Based on the above, the non-volatile memory of the present invention can read the critical voltage state of the memory cell of the previous word line when performing the programming operation of the memory cell of the current word line. Then, it is determined whether to adjust the programming verification voltage in the programming operation of the memory cell of the current word line according to the equivalent critical voltage of the memory cell of the previous word line. Through the above-mentioned adjustment operation of the programming verification voltage, the overdrive phenomenon generated by the non-volatile memory during the programming operation can be improved. Furthermore, when the stored data in the memory cell decays, the critical voltage distribution of the memory cell can be made more concentrated, effectively improving its data retention.

310~370, 360’, 370’, 460’, 470’: memory cells

510, 520: curve

600: Non-volatile memory

610: Memory cell array

620: Controller

630: Sense amplifier

700: memory cell string

A, B, C, D, E, F, G, PV: programmed verification voltage

CH: Columnar channel structure

CL: Channel layer

CTL: Charge Trapping Layer

D1, D2: Direction

DC: Dielectric Core

DV: offset voltage

F’, G’, PVL: Programming verification voltage after adjustment

ID0: programmed verification current

ID1: Programming verification current after adjustment

S110, S120, S210~S252: Steps

SC1, SC2: reference current

VPASSR: Pass voltage

WL1~WLm, WLn+1, WLn: character line

FIG1 is a flow chart showing a method for programming a non-volatile memory according to an embodiment of the present invention.

FIG2 is a flow chart showing a method for programming a non-volatile memory according to another embodiment of the present invention.

FIG3 is a schematic diagram showing the programming action of the non-volatile memory of an embodiment of the present invention.

Figures 4A and 4B are schematic diagrams showing the distribution of memory cells in the volatile memory of the embodiment of the present invention after programming.

FIG5 is a schematic diagram showing the adjustment action of the non-volatile memory program verification voltage in an embodiment of the present invention.

FIG6 is a schematic diagram of a non-volatile memory according to an embodiment of the present invention.

FIG7 is a schematic diagram of a memory cell string in a non-volatile memory according to an embodiment of the present invention.

Please refer to FIG. 1, which shows a flow chart of a programming method for a non-volatile memory according to an embodiment of the present invention. In step S110, a read operation is performed on a plurality of memory cells of the Nth word line that have completed the programming operation, and a judgment result is generated by judging whether the equivalent critical voltage of the plurality of memory cells of the Nth word line is greater than a preset threshold. The plurality of memory cells of the Nth word line may have been programmed to correspond to different logical values. When a program or operation is performed on the N+1th word line, a read operation may be performed on the plurality of memory cells of the Nth word line, and the equivalent critical voltage of the plurality of memory cells of the Nth word line is obtained. Where N is a positive integer greater than 1.
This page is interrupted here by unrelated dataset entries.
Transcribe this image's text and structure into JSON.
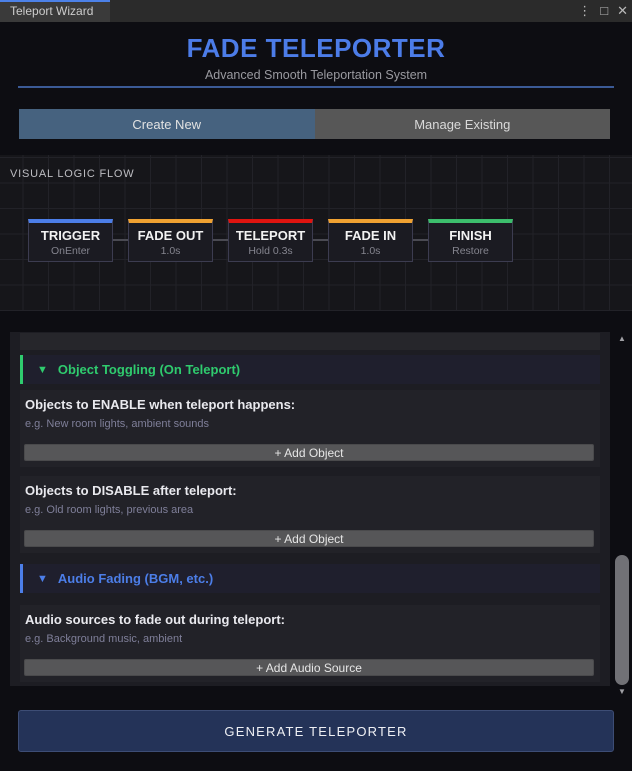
{
  "window": {
    "tab_title": "Teleport Wizard",
    "controls": {
      "menu_icon": "⋮",
      "maximize_icon": "□",
      "close_icon": "✕"
    }
  },
  "header": {
    "title": "FADE TELEPORTER",
    "subtitle": "Advanced Smooth Teleportation System"
  },
  "tabs": [
    {
      "label": "Create New",
      "active": true
    },
    {
      "label": "Manage Existing",
      "active": false
    }
  ],
  "flow": {
    "label": "VISUAL LOGIC FLOW",
    "nodes": [
      {
        "title": "TRIGGER",
        "subtitle": "OnEnter",
        "color": "#4c7ee8"
      },
      {
        "title": "FADE OUT",
        "subtitle": "1.0s",
        "color": "#f0a232"
      },
      {
        "title": "TELEPORT",
        "subtitle": "Hold 0.3s",
        "color": "#e01410"
      },
      {
        "title": "FADE IN",
        "subtitle": "1.0s",
        "color": "#f0a232"
      },
      {
        "title": "FINISH",
        "subtitle": "Restore",
        "color": "#3cbe6c"
      }
    ]
  },
  "icons": {
    "collapse_marker": "▼",
    "scroll_up": "▲",
    "scroll_down": "▼"
  },
  "sections": [
    {
      "title": "Object Toggling (On Teleport)",
      "accent": "#2fcb6e",
      "groups": [
        {
          "label": "Objects to ENABLE when teleport happens:",
          "hint": "e.g. New room lights, ambient sounds",
          "button": "+ Add Object"
        },
        {
          "label": "Objects to DISABLE after teleport:",
          "hint": "e.g. Old room lights, previous area",
          "button": "+ Add Object"
        }
      ]
    },
    {
      "title": "Audio Fading (BGM, etc.)",
      "accent": "#4c7ee8",
      "groups": [
        {
          "label": "Audio sources to fade out during teleport:",
          "hint": "e.g. Background music, ambient",
          "button": "+ Add Audio Source"
        }
      ]
    }
  ],
  "generate_button_label": "GENERATE TELEPORTER"
}
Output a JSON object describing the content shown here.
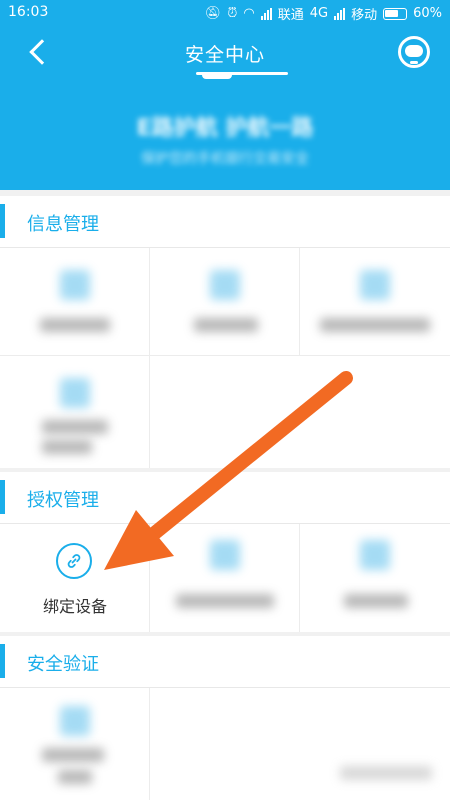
{
  "status_bar": {
    "time": "16:03",
    "carrier1": "联通",
    "network": "4G",
    "carrier2": "移动",
    "battery": "60%"
  },
  "header": {
    "title": "安全中心",
    "back_icon": "back-arrow-icon",
    "service_icon": "customer-service-icon",
    "banner_title": "E路护航 护航一路",
    "banner_subtitle": "保护您的手机银行交易安全"
  },
  "sections": [
    {
      "title": "信息管理"
    },
    {
      "title": "授权管理"
    },
    {
      "title": "安全验证"
    }
  ],
  "auth": {
    "bind_device_label": "绑定设备",
    "bind_device_icon": "link-icon"
  },
  "colors": {
    "accent": "#1aaeea",
    "annotation_arrow": "#f26a23"
  }
}
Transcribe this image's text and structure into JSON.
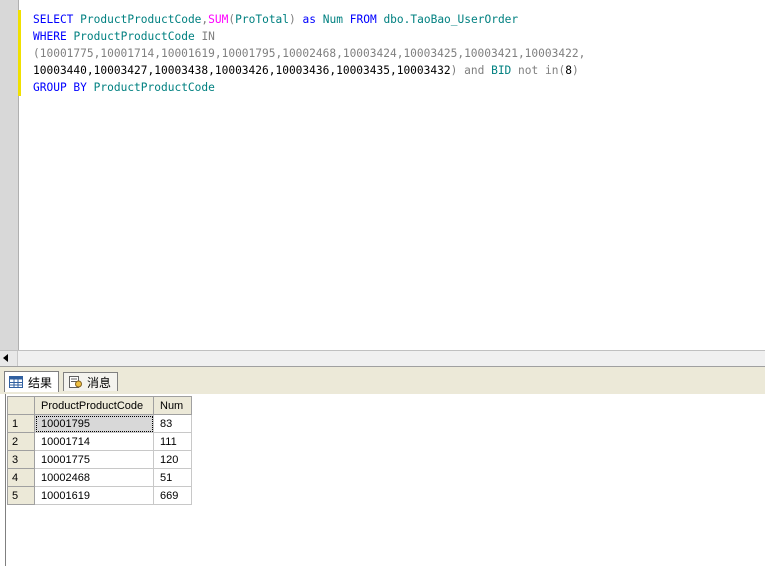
{
  "editor": {
    "line1": {
      "select": "SELECT",
      "col": "ProductProductCode",
      "comma": ",",
      "sum": "SUM",
      "lparen": "(",
      "protot": "ProTotal",
      "rparen": ")",
      "as": "as",
      "alias": "Num",
      "from": "FROM",
      "table": "dbo.TaoBao_UserOrder"
    },
    "line2": {
      "where": "WHERE",
      "col": "ProductProductCode",
      "in": "IN"
    },
    "line3": "(10001775,10001714,10001619,10001795,10002468,10003424,10003425,10003421,10003422,",
    "line4": {
      "values": "10003440,10003427,10003438,10003426,10003436,10003435,10003432",
      "rparen": ")",
      "and": "and",
      "bid": "BID",
      "not": "not",
      "in": "in",
      "lp": "(",
      "eight": "8",
      "rp": ")"
    },
    "line5": {
      "group_by": "GROUP BY",
      "col": "ProductProductCode"
    }
  },
  "tabs": [
    {
      "label": "结果",
      "icon": "grid-icon",
      "active": true
    },
    {
      "label": "消息",
      "icon": "message-icon",
      "active": false
    }
  ],
  "results": {
    "columns": [
      "ProductProductCode",
      "Num"
    ],
    "rows": [
      {
        "n": "1",
        "code": "10001795",
        "num": "83"
      },
      {
        "n": "2",
        "code": "10001714",
        "num": "111"
      },
      {
        "n": "3",
        "code": "10001775",
        "num": "120"
      },
      {
        "n": "4",
        "code": "10002468",
        "num": "51"
      },
      {
        "n": "5",
        "code": "10001619",
        "num": "669"
      }
    ]
  },
  "colors": {
    "keyword": "#0000ff",
    "identifier": "#008080",
    "function": "#ff00ff",
    "operator": "#808080",
    "change_bar": "#f0e000"
  }
}
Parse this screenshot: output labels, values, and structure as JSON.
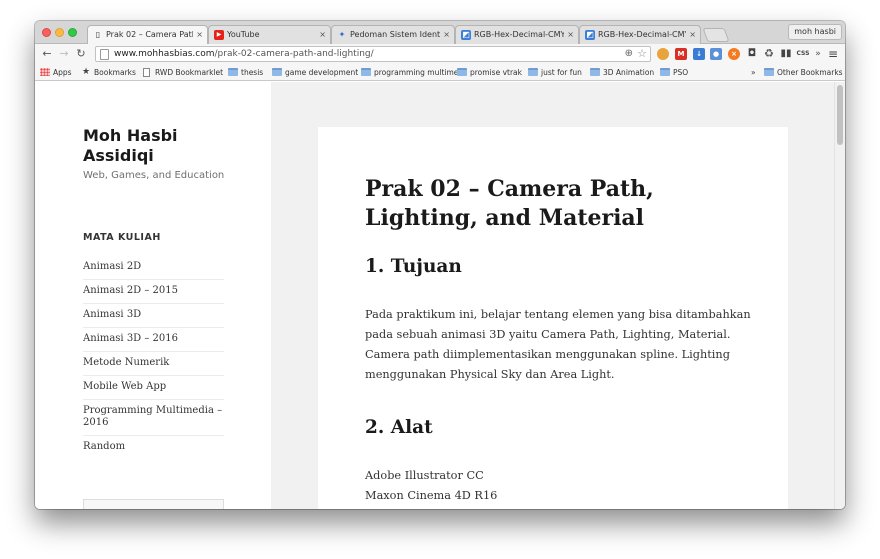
{
  "browser": {
    "tabs": [
      {
        "title": "Prak 02 – Camera Path, Lig",
        "icon": "page-icon",
        "active": true
      },
      {
        "title": "YouTube",
        "icon": "youtube-icon",
        "active": false
      },
      {
        "title": "Pedoman Sistem Identitas",
        "icon": "logo-icon",
        "active": false
      },
      {
        "title": "RGB-Hex-Decimal-CMYK C",
        "icon": "color-icon",
        "active": false
      },
      {
        "title": "RGB-Hex-Decimal-CMYK C",
        "icon": "color-icon",
        "active": false
      }
    ],
    "tab_close_glyph": "×",
    "profile_name": "moh hasbi",
    "url_domain": "www.mohhasbias.com",
    "url_path": "/prak-02-camera-path-and-lighting/",
    "extensions": [
      {
        "name": "cookie-icon",
        "color": "#e8a33a"
      },
      {
        "name": "gmail-icon",
        "color": "#d93025",
        "label": "M"
      },
      {
        "name": "download-icon",
        "color": "#3a7bd5"
      },
      {
        "name": "user-icon",
        "color": "#5b8fd8"
      },
      {
        "name": "block-icon",
        "color": "#f47b20"
      },
      {
        "name": "camera-icon",
        "color": "#444444"
      },
      {
        "name": "recycle-icon",
        "color": "#555555"
      },
      {
        "name": "columns-icon",
        "color": "#444444"
      },
      {
        "name": "css-icon",
        "color": "#444444",
        "label": "CSS"
      }
    ],
    "overflow_glyph": "»",
    "menu_glyph": "≡",
    "bookmarks": [
      {
        "label": "Apps",
        "icon": "apps-icon"
      },
      {
        "label": "Bookmarks",
        "icon": "star-icon"
      },
      {
        "label": "RWD Bookmarklet",
        "icon": "doc-icon"
      },
      {
        "label": "thesis",
        "icon": "folder-icon"
      },
      {
        "label": "game development",
        "icon": "folder-icon"
      },
      {
        "label": "programming multime",
        "icon": "folder-icon"
      },
      {
        "label": "promise vtrak",
        "icon": "folder-icon"
      },
      {
        "label": "just for fun",
        "icon": "folder-icon"
      },
      {
        "label": "3D Animation",
        "icon": "folder-icon"
      },
      {
        "label": "PSO",
        "icon": "folder-icon"
      }
    ],
    "bookmarks_overflow": "»",
    "other_bookmarks": "Other Bookmarks"
  },
  "sidebar": {
    "site_title": "Moh Hasbi Assidiqi",
    "site_description": "Web, Games, and Education",
    "widget_title": "MATA KULIAH",
    "menu_items": [
      "Animasi 2D",
      "Animasi 2D – 2015",
      "Animasi 3D",
      "Animasi 3D – 2016",
      "Metode Numerik",
      "Mobile Web App",
      "Programming Multimedia – 2016",
      "Random"
    ]
  },
  "article": {
    "title": "Prak 02 – Camera Path, Lighting, and Material",
    "section1_heading": "1. Tujuan",
    "section1_body": "Pada praktikum ini, belajar tentang elemen yang bisa ditambahkan pada sebuah animasi 3D yaitu Camera Path, Lighting, Material. Camera path diimplementasikan menggunakan spline. Lighting menggunakan Physical Sky dan Area Light.",
    "section2_heading": "2. Alat",
    "tools": [
      "Adobe Illustrator CC",
      "Maxon Cinema 4D R16"
    ]
  }
}
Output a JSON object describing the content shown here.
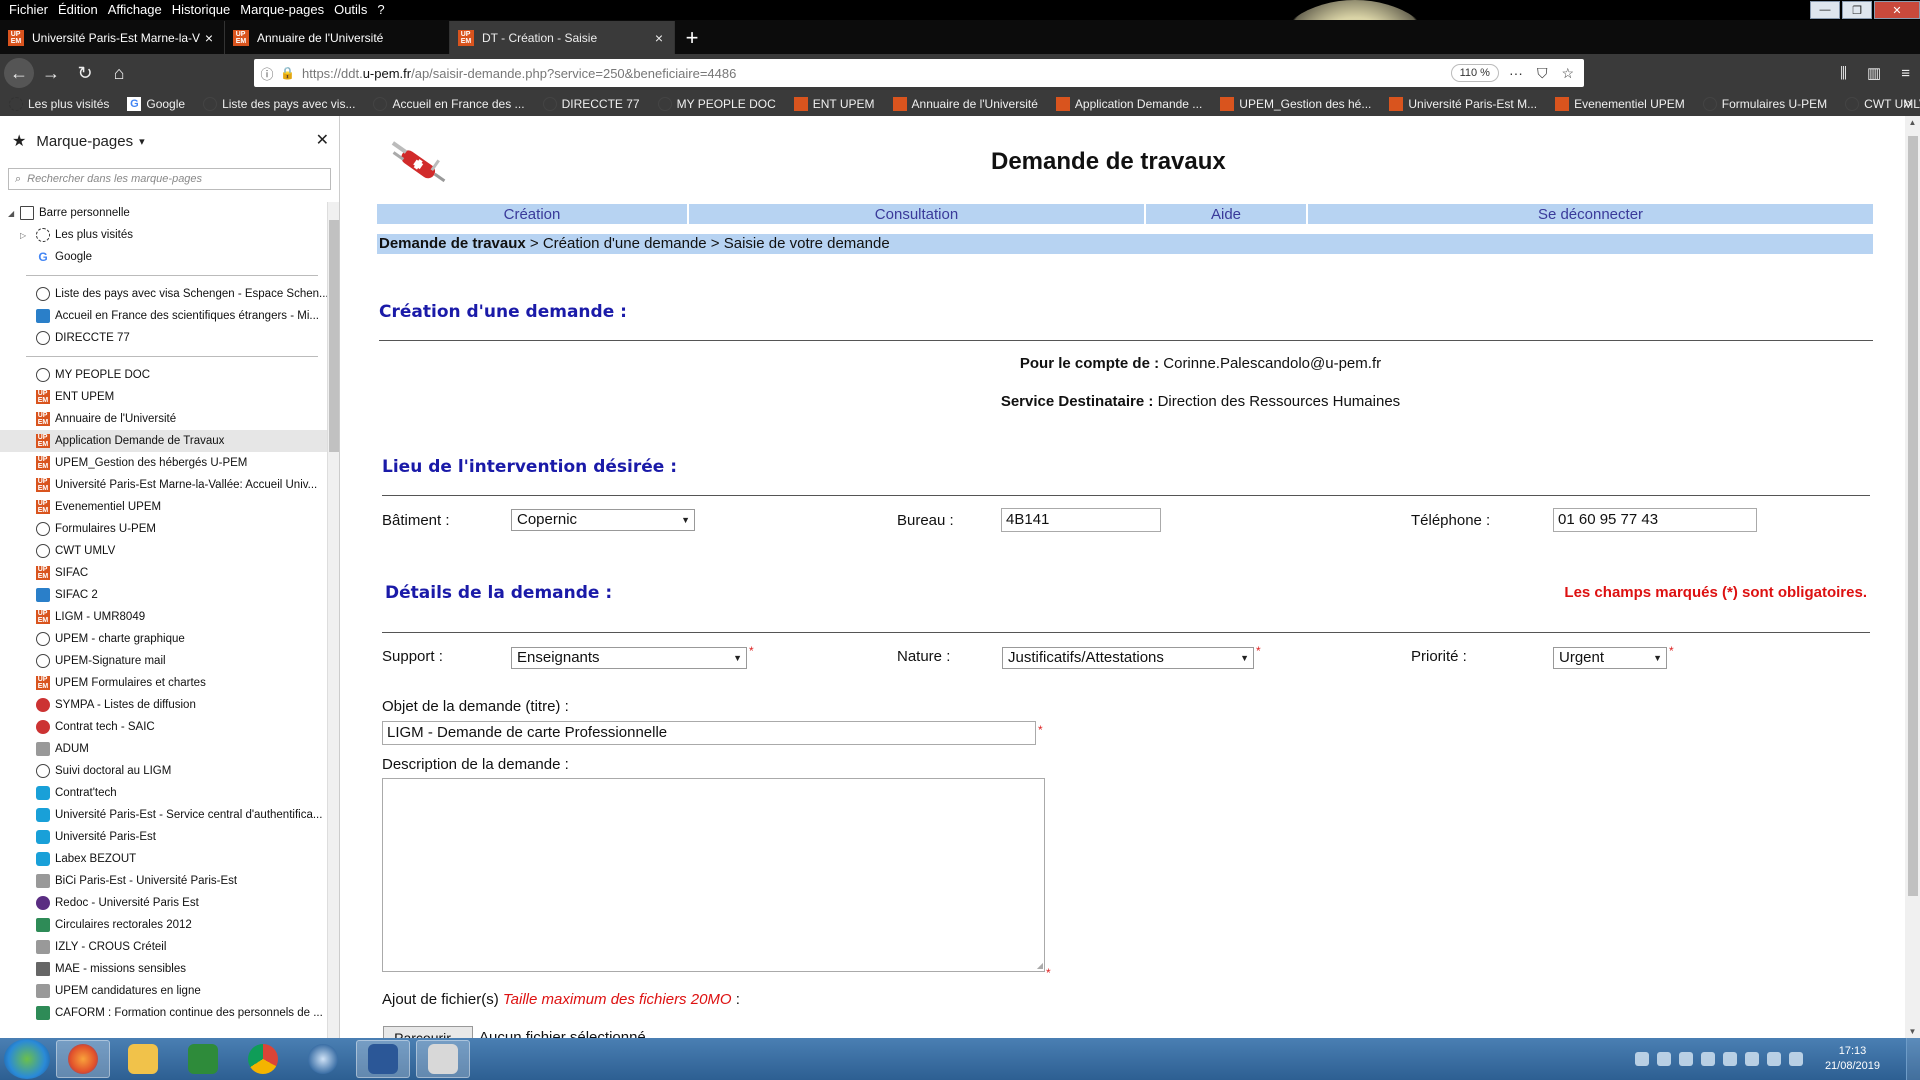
{
  "menubar": [
    "Fichier",
    "Édition",
    "Affichage",
    "Historique",
    "Marque-pages",
    "Outils",
    "?"
  ],
  "tabs": [
    {
      "title": "Université Paris-Est Marne-la-V",
      "active": false
    },
    {
      "title": "Annuaire de l'Université",
      "active": false
    },
    {
      "title": "DT - Création - Saisie",
      "active": true
    }
  ],
  "url": {
    "prefix": "https://ddt.",
    "host": "u-pem.fr",
    "path": "/ap/saisir-demande.php?service=250&beneficiaire=4486",
    "zoom": "110 %"
  },
  "bookmarks_toolbar": [
    {
      "label": "Les plus visités",
      "icon": "gear"
    },
    {
      "label": "Google",
      "icon": "g"
    },
    {
      "label": "Liste des pays avec vis...",
      "icon": "globe"
    },
    {
      "label": "Accueil en France des ...",
      "icon": "globe"
    },
    {
      "label": "DIRECCTE 77",
      "icon": "globe"
    },
    {
      "label": "MY PEOPLE DOC",
      "icon": "globe"
    },
    {
      "label": "ENT UPEM",
      "icon": "upem"
    },
    {
      "label": "Annuaire de l'Université",
      "icon": "upem"
    },
    {
      "label": "Application Demande ...",
      "icon": "upem"
    },
    {
      "label": "UPEM_Gestion des hé...",
      "icon": "upem"
    },
    {
      "label": "Université Paris-Est M...",
      "icon": "upem"
    },
    {
      "label": "Evenementiel UPEM",
      "icon": "upem"
    },
    {
      "label": "Formulaires U-PEM",
      "icon": "globe"
    },
    {
      "label": "CWT UMLV",
      "icon": "globe"
    }
  ],
  "sidebar": {
    "title": "Marque-pages",
    "search_placeholder": "Rechercher dans les marque-pages",
    "root": "Barre personnelle",
    "group1": [
      {
        "label": "Les plus visités",
        "icon": "gear"
      },
      {
        "label": "Google",
        "icon": "g"
      }
    ],
    "group2": [
      {
        "label": "Liste des pays avec visa Schengen - Espace Schen...",
        "icon": "globe"
      },
      {
        "label": "Accueil en France des scientifiques étrangers - Mi...",
        "icon": "blue"
      },
      {
        "label": "DIRECCTE 77",
        "icon": "globe"
      }
    ],
    "group3": [
      {
        "label": "MY PEOPLE DOC",
        "icon": "globe"
      },
      {
        "label": "ENT UPEM",
        "icon": "upem"
      },
      {
        "label": "Annuaire de l'Université",
        "icon": "upem"
      },
      {
        "label": "Application Demande de Travaux",
        "icon": "upem",
        "selected": true
      },
      {
        "label": "UPEM_Gestion des hébergés U-PEM",
        "icon": "upem"
      },
      {
        "label": "Université Paris-Est Marne-la-Vallée: Accueil Univ...",
        "icon": "upem"
      },
      {
        "label": "Evenementiel UPEM",
        "icon": "upem"
      },
      {
        "label": "Formulaires U-PEM",
        "icon": "globe"
      },
      {
        "label": "CWT UMLV",
        "icon": "globe"
      },
      {
        "label": "SIFAC",
        "icon": "upem"
      },
      {
        "label": "SIFAC 2",
        "icon": "blue"
      },
      {
        "label": "LIGM - UMR8049",
        "icon": "upem"
      },
      {
        "label": "UPEM - charte graphique",
        "icon": "globe"
      },
      {
        "label": "UPEM-Signature mail",
        "icon": "globe"
      },
      {
        "label": "UPEM Formulaires et chartes",
        "icon": "upem"
      },
      {
        "label": "SYMPA - Listes de diffusion",
        "icon": "red"
      },
      {
        "label": "Contrat tech - SAIC",
        "icon": "red"
      },
      {
        "label": "ADUM",
        "icon": "grey"
      },
      {
        "label": "Suivi doctoral au LIGM",
        "icon": "globe"
      },
      {
        "label": "Contrat'tech",
        "icon": "hex"
      },
      {
        "label": "Université Paris-Est - Service central d'authentifica...",
        "icon": "hex"
      },
      {
        "label": "Université Paris-Est",
        "icon": "hex"
      },
      {
        "label": "Labex BEZOUT",
        "icon": "hex"
      },
      {
        "label": "BiCi Paris-Est - Université Paris-Est",
        "icon": "grey"
      },
      {
        "label": "Redoc - Université Paris Est",
        "icon": "purple"
      },
      {
        "label": "Circulaires rectorales 2012",
        "icon": "green"
      },
      {
        "label": "IZLY - CROUS Créteil",
        "icon": "grey"
      },
      {
        "label": "MAE - missions sensibles",
        "icon": "folder"
      },
      {
        "label": "UPEM candidatures en ligne",
        "icon": "grey"
      },
      {
        "label": "CAFORM : Formation continue des personnels de ...",
        "icon": "green"
      }
    ]
  },
  "page": {
    "title": "Demande de travaux",
    "nav": [
      "Création",
      "Consultation",
      "Aide",
      "Se déconnecter"
    ],
    "breadcrumb_root": "Demande de travaux",
    "breadcrumb_rest": " > Création d'une demande > Saisie de votre demande",
    "section_creation": "Création d'une demande :",
    "account_label": "Pour le compte de :",
    "account_value": "Corinne.Palescandolo@u-pem.fr",
    "service_label": "Service Destinataire :",
    "service_value": "Direction des Ressources Humaines",
    "section_lieu": "Lieu de l'intervention désirée :",
    "batiment_label": "Bâtiment :",
    "batiment_value": "Copernic",
    "bureau_label": "Bureau :",
    "bureau_value": "4B141",
    "telephone_label": "Téléphone :",
    "telephone_value": "01 60 95 77 43",
    "section_details": "Détails de la demande :",
    "required_note": "Les champs marqués (*) sont obligatoires.",
    "support_label": "Support :",
    "support_value": "Enseignants",
    "nature_label": "Nature :",
    "nature_value": "Justificatifs/Attestations",
    "priorite_label": "Priorité :",
    "priorite_value": "Urgent",
    "objet_label": "Objet de la demande (titre) :",
    "objet_value": "LIGM - Demande de carte Professionnelle",
    "description_label": "Description de la demande :",
    "description_value": "",
    "fichier_label": "Ajout de fichier(s)",
    "fichier_hint": "Taille maximum des fichiers 20MO",
    "fichier_colon": " :",
    "browse_label": "Parcourir...",
    "nofile_label": "Aucun fichier sélectionné.",
    "required_mark": "*"
  },
  "taskbar": {
    "time": "17:13",
    "date": "21/08/2019"
  },
  "colors": {
    "nav_bg": "#b7d3f2",
    "section_title": "#1a1aa8",
    "required": "#d11111",
    "upem_orange": "#d9541e"
  }
}
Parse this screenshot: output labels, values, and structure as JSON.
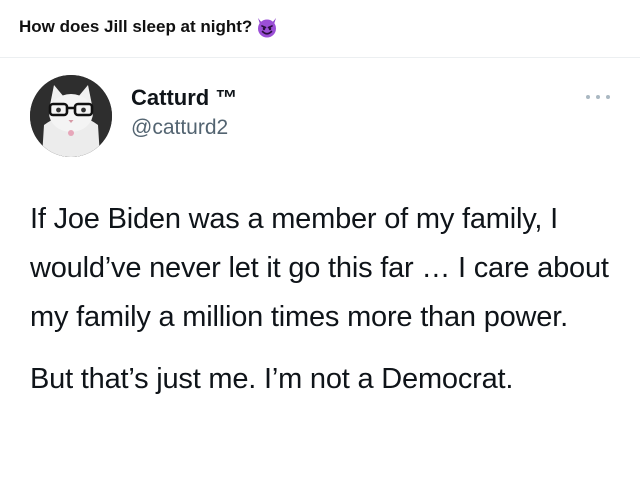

In detail, the controller of the non-volatile memory can set a reference current corresponding to the above-mentioned preset threshold. In addition, the controller can read multiple memory cells on the Nth word line to obtain the read current. The sense amplifier of the non-volatile memory can generate a comparison result based on the comparison of the reference current and the read current. In this way, the controller can determine the state of the equivalent critical voltage on the Nth word line based on the comparison result.

Specifically, when the above comparison result indicates that the read current is less than the reference current, it means that the equivalent critical voltage of multiple memory cells on the Nth word line is greater than the preset threshold value. In other words, multiple memory cells on the Nth word line have an equivalent critical voltage for high (in a high critical voltage state). Conversely, when the above comparison result indicates that the read current is not less than the reference current, it means that the equivalent critical voltage of multiple memory cells on the Nth word line is not greater than the preset threshold value. In other words, multiple memory cells on the Nth word line have an equivalent critical voltage for low (in a low critical voltage state).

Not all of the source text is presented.